Zander Alexander, PWA by Michael Slocum
Zander Alexander, PWA by Michael Slocum

Running until 11th July 2021, the exhibition’s title borrows from scholar Ramzi Fawaz’s writing on the varied emotional intensity of comics, illustrated in the exhibition through juxtapositions in tone and affect. Ranging from the light-hearted anecdotes of Michael Slocum’s Zander Alexander, PWA (1993-95) to James Romberger and Marguerite Van Cook’s urgent and cacophonic depictions of David Wojnarowicz’s writing in Seven Miles a Second (1996), the exhibition represents a broad spectrum of styles and approaches to comics and sequential art.

Comic Velocity collects both historical and contemporary educational material, activist projects and artists’ works that demonstrate how the medium of comics continues to contribute to the public understanding of HIV and AIDS through its democracy, accessibility and immediacy. The exhibition features a selection of items from the HIV Graphic Communication Archive, and the work of creators Alison Bechdel, Howard Cruse (1944 – 2019), Jennifer Camper, Kate Charlesworth, Chris Companik (1957 – 2012), James Romberger, Marguerite Van Cook, and David Wojnarowicz (1954 – 1992), Carlos Sánchez, David Shenton, Michael Slocum (1956 – 1995) and many others.

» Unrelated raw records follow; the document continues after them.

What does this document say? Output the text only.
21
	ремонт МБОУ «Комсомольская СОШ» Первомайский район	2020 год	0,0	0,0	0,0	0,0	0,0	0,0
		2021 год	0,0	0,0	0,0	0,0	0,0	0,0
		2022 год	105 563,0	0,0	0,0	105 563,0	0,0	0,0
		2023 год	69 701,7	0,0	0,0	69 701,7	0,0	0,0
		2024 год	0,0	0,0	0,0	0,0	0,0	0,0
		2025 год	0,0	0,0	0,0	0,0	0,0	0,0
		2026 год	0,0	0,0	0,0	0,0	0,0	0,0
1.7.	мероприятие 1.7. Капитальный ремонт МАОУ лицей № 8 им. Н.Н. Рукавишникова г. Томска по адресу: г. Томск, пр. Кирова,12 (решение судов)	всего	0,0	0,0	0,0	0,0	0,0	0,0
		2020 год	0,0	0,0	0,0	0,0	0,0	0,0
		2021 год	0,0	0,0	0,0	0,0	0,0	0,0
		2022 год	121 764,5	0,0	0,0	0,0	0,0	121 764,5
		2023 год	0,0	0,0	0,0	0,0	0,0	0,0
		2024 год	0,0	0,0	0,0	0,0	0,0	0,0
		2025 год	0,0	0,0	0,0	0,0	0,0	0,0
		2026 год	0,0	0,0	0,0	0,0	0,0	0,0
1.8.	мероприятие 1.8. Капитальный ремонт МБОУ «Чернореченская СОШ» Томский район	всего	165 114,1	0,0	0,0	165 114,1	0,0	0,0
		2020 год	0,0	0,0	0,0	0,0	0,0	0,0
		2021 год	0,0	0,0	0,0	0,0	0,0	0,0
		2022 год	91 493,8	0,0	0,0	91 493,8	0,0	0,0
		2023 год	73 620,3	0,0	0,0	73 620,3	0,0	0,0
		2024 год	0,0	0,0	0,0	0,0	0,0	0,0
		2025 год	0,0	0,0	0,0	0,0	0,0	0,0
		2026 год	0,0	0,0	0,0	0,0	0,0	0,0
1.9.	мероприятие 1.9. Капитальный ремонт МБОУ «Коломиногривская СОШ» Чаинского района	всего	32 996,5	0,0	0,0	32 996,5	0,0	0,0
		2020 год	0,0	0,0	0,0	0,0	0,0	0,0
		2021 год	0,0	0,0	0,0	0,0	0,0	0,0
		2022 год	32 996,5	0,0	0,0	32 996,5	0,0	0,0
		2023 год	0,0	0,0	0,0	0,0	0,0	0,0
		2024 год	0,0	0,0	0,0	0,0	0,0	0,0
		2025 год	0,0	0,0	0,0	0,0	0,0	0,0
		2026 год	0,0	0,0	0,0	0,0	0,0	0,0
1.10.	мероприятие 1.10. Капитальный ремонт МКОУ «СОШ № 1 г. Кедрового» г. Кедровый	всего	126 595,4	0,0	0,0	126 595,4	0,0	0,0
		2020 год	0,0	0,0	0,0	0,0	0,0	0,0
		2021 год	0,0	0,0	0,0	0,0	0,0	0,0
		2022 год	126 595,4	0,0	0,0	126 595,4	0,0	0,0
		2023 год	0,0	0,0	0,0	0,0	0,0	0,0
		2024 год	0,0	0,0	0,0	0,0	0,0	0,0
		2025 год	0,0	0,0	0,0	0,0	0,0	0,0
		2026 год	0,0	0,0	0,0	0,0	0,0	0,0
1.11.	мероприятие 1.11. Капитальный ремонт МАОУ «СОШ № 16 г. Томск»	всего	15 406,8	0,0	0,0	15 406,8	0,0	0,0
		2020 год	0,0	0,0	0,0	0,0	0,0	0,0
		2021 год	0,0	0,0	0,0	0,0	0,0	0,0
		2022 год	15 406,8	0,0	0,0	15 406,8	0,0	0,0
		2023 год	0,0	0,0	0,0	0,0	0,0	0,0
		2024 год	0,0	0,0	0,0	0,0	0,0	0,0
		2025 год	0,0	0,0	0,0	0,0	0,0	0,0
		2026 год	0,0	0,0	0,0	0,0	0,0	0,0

Detail from Life, The Universe and (Almost) Everything #122 by Kate Charlesworth
Detail from Life, The Universe and (Almost) Everything #122 by Kate Charlesworth
Uncredited artist from UK HIV/AIDS Graphic Communication Archive
Uncredited artist from UK HIV/AIDS Graphic Communication Archive

As part of the exhibition, four newly commissioned comics projects from J. Amaro & A. Andrews, Inés Ixierda & Clio Sady, Carlo Quispe and Mel Rattue will be available as free take-aways. These new works – also online – explore contemporary issues and experiences surrounding HIV/AIDS such as HIV criminalisation, women’s’ anti-stigma activism, and the fear of getting tested.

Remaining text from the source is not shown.